Dadá de Finca Las Moras 2016, Argentina - €10.99-12.99
A blend of Bonarda and Malbec with a solid hit of vanilla and American Oak on the nose and palate as well as ripe plum and blackberry fruits. Named for the Dada art movement this is a lot sexier than Marcel Duchamp’s Fountain – perhaps his Bicycle Wheel is a better comparison!
Moncagua Malbec 2014, Lujan de Coyo, Argentina - €13.99-14.99
Lujan de Coyo is in the Upper Mendoza valley in the west of the province with vineyards at around 1000m. My first thought was chocolate raisins followed by black cherry aromas with good ripe fruits following through on the palate and decent integrated tannings and not a little length.

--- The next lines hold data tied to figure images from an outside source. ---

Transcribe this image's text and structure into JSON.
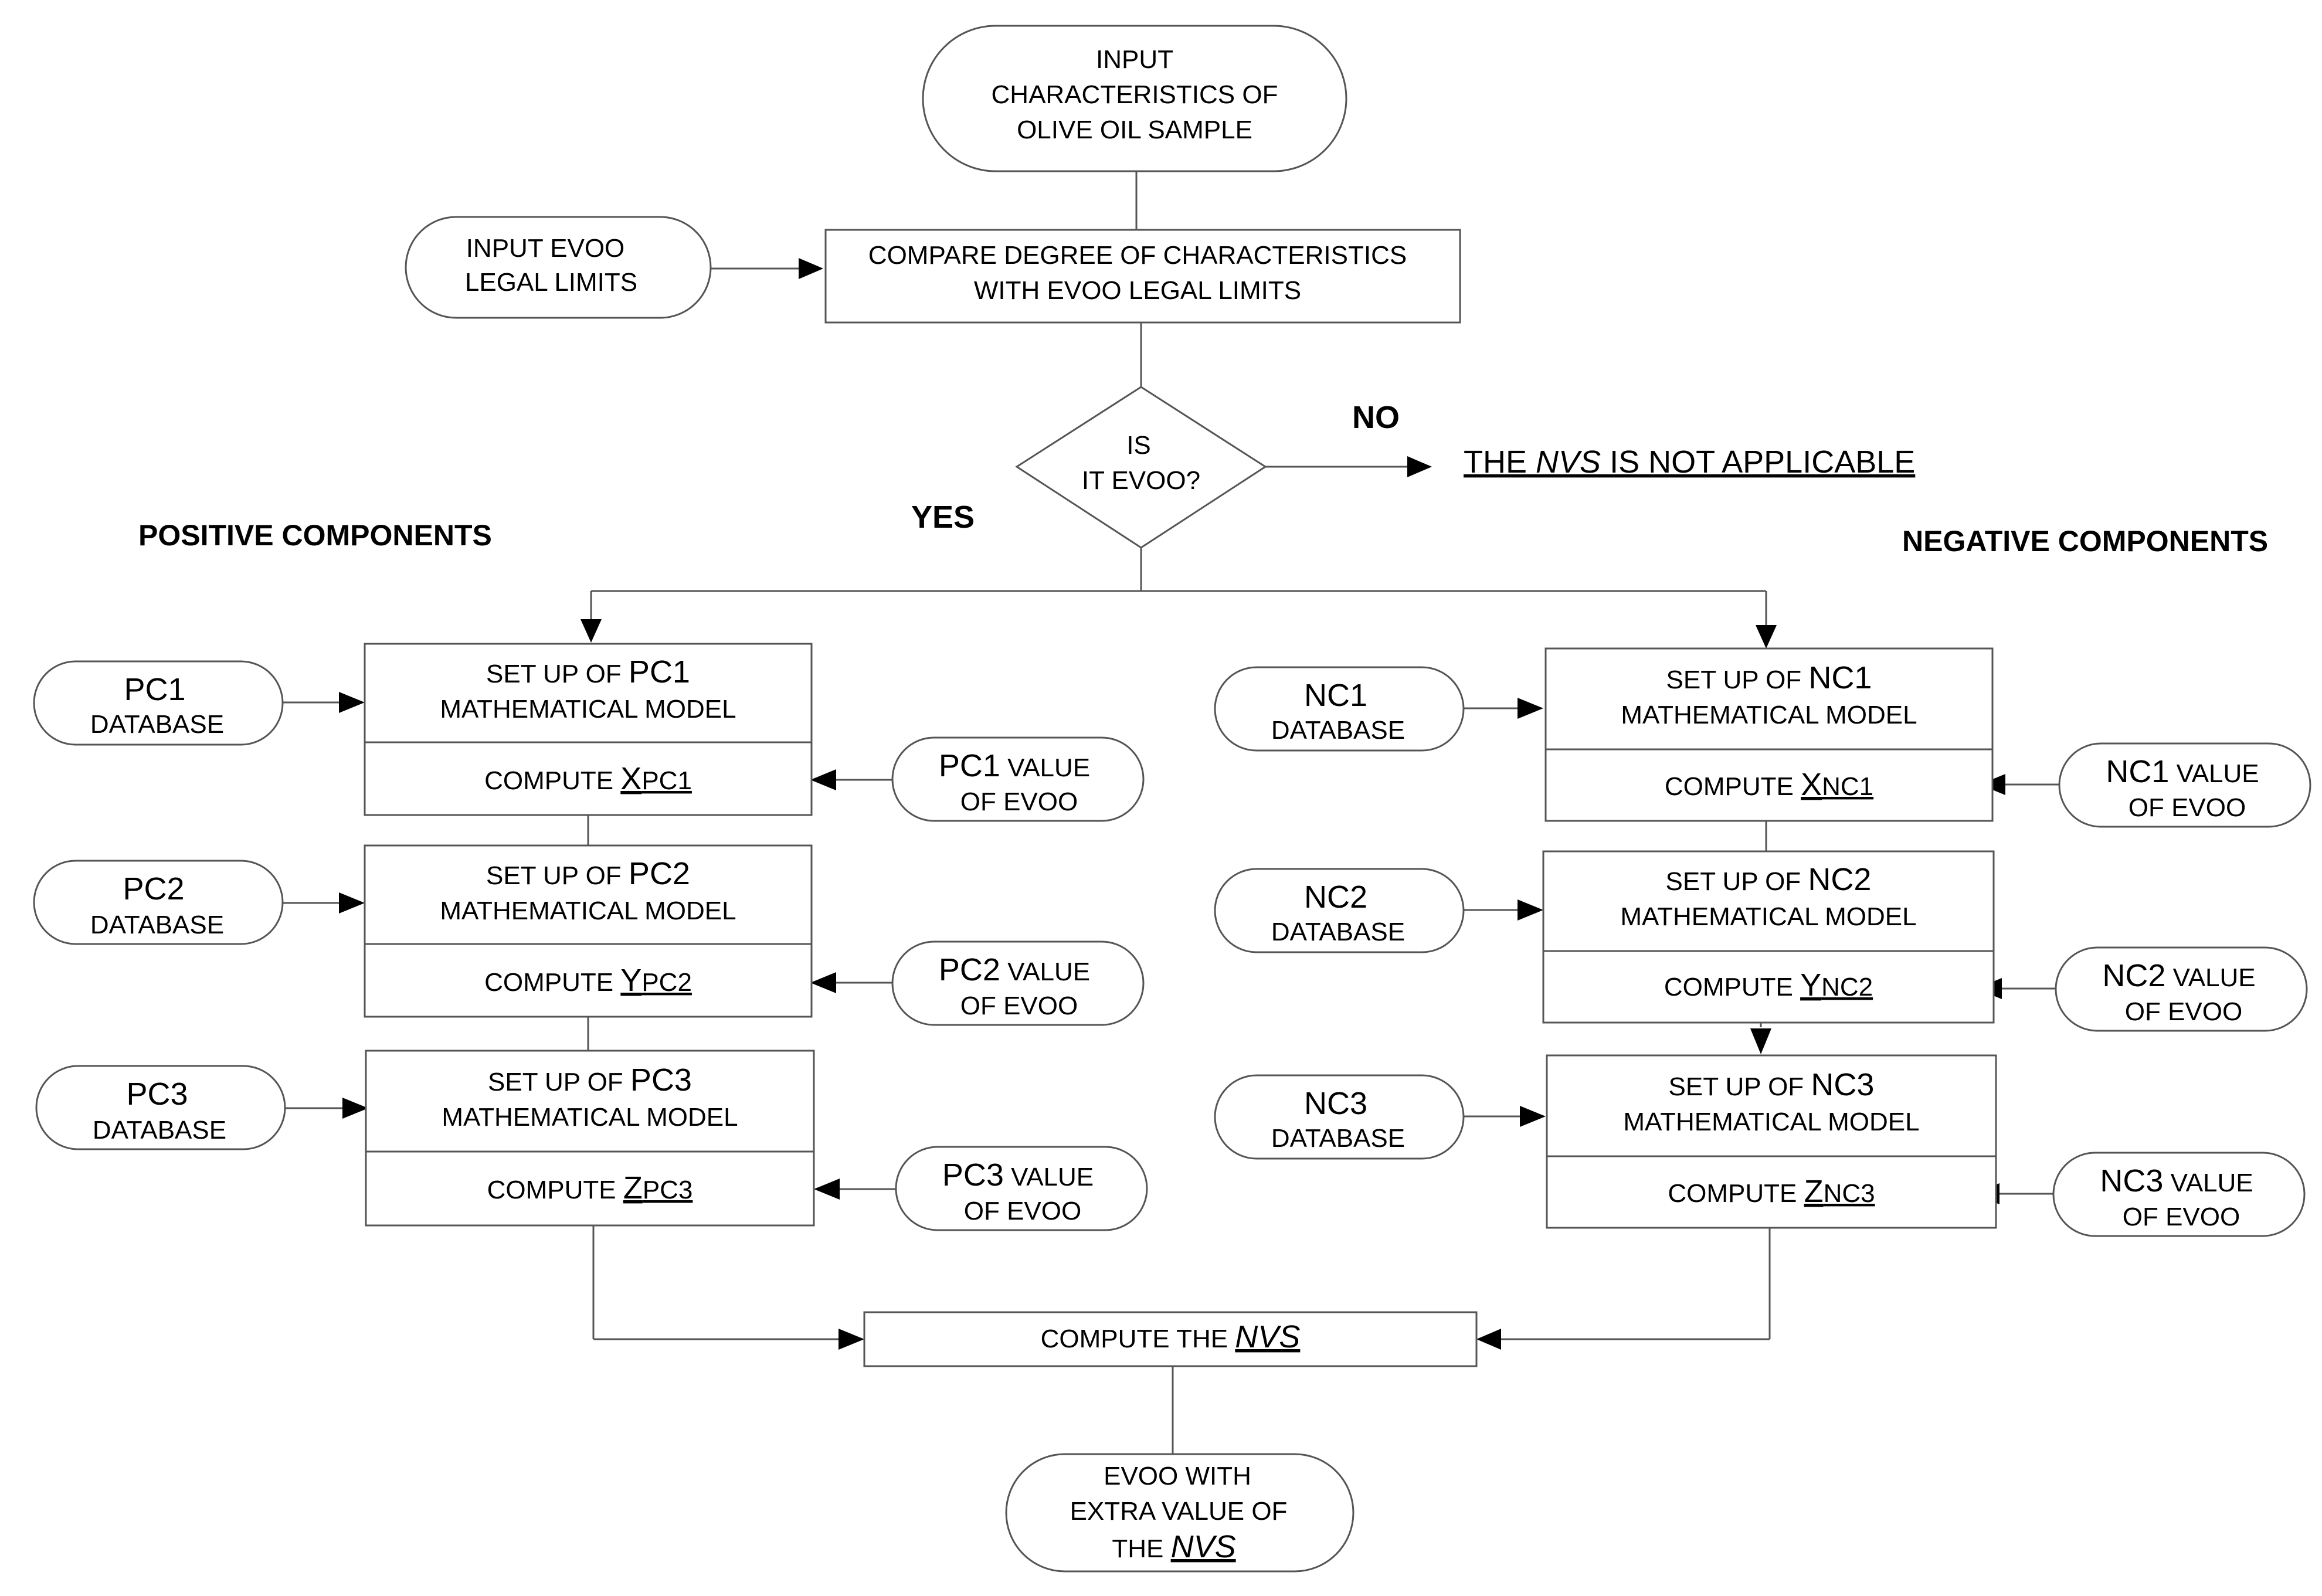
{
  "start": {
    "lines": [
      "INPUT",
      "CHARACTERISTICS OF",
      "OLIVE OIL SAMPLE"
    ]
  },
  "legal_limits": {
    "lines": [
      "INPUT EVOO",
      "LEGAL LIMITS"
    ]
  },
  "compare": {
    "lines": [
      "COMPARE DEGREE OF CHARACTERISTICS",
      "WITH EVOO LEGAL LIMITS"
    ]
  },
  "decision": {
    "lines": [
      "IS",
      "IT EVOO?"
    ],
    "yes": "YES",
    "no": "NO"
  },
  "not_applicable": {
    "prefix": "THE ",
    "nvs": "NVS",
    "suffix": " IS NOT APPLICABLE"
  },
  "headings": {
    "positive": "POSITIVE COMPONENTS",
    "negative": "NEGATIVE COMPONENTS"
  },
  "common": {
    "database": "DATABASE",
    "set_up_of": "SET UP OF ",
    "model": "MATHEMATICAL MODEL",
    "compute": "COMPUTE ",
    "value": " VALUE",
    "of_evoo": "OF EVOO"
  },
  "positive": [
    {
      "code": "PC1",
      "var": "X",
      "sub": "PC1"
    },
    {
      "code": "PC2",
      "var": "Y",
      "sub": "PC2"
    },
    {
      "code": "PC3",
      "var": "Z",
      "sub": "PC3"
    }
  ],
  "negative": [
    {
      "code": "NC1",
      "var": "X",
      "sub": "NC1"
    },
    {
      "code": "NC2",
      "var": "Y",
      "sub": "NC2"
    },
    {
      "code": "NC3",
      "var": "Z",
      "sub": "NC3"
    }
  ],
  "compute_nvs": {
    "prefix": "COMPUTE THE ",
    "nvs": "NVS"
  },
  "end": {
    "line1": "EVOO WITH",
    "line2": "EXTRA VALUE OF",
    "line3_prefix": "THE ",
    "nvs": "NVS"
  }
}
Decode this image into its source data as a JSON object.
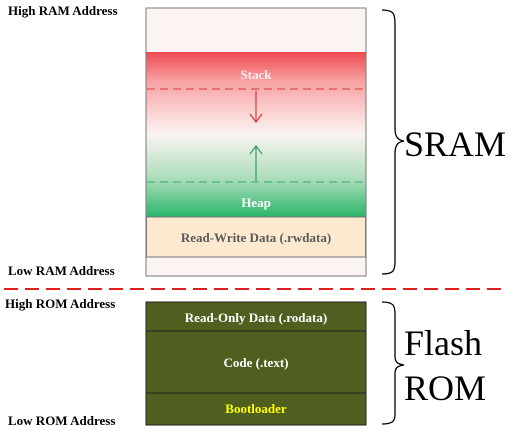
{
  "addresses": {
    "high_ram": "High RAM Address",
    "low_ram": "Low RAM Address",
    "high_rom": "High ROM Address",
    "low_rom": "Low ROM Address"
  },
  "sram": {
    "stack": "Stack",
    "heap": "Heap",
    "rwdata": "Read-Write Data (.rwdata)",
    "label": "SRAM"
  },
  "flash": {
    "rodata": "Read-Only Data (.rodata)",
    "text": "Code (.text)",
    "bootloader": "Bootloader",
    "label_line1": "Flash",
    "label_line2": "ROM"
  },
  "colors": {
    "stack_red": "#ee4a50",
    "heap_green": "#2ab56a",
    "rwdata_fill": "#fde9d0",
    "sram_bg": "#fcf4f2",
    "flash_fill": "#4e5f1f",
    "bootloader_text": "#ffff00",
    "separator_red": "#e02020"
  }
}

Doña Paula Los Cardos Cabernet Sauvignon, Mendoza, Argentina - €12
From vines planted in 1998 on the Doña Paula at altitude of around 1000m using sustainable agriculture where possible (there is a big emphasis on saving water etc).. Ripe blackcurrant aromas with a background of black pepper and a touch of lead pencil – solidly fruity and punching above its price.
Domaine Bousquet Malbec 2016, Tupungato Valley, Argentina - €16.95
Made by a French family based in Argentina this is organic certified from vineyards at 1200m in Tupungato, a northern sub-region of the Uco Valley. Aromas of chocolate and pepper with a good hit of spice and smoke on the palate and lingering ripe fruits.
Doña Paula Estate Malbec 2015, Uco Valley, Argentina - €16
Once again from altitude (1350m) on alluvial soils with a beautiful view of the Andes mountains (I’ve stood in this vineyard). This estate pays huge attention to soils and clones and the wines are very consistent. This is packed with ripe elegant fruit and has lingering chocolate and smoke edges perfect for barbecue.
Catena Malbec 2015, Mendoza, Argentina - €17.95-18.95
From vineyards of approximately 1000m above sea level Catena helped change the perception of Malbec worldwide as they were some of the first quality Argentinian wines to be exported. Fine deep colour with lots of mineral tinged bright fruit aromas and flavours with a spicy kick. Elegant and fine thanks in part to a restrained 13% ABV.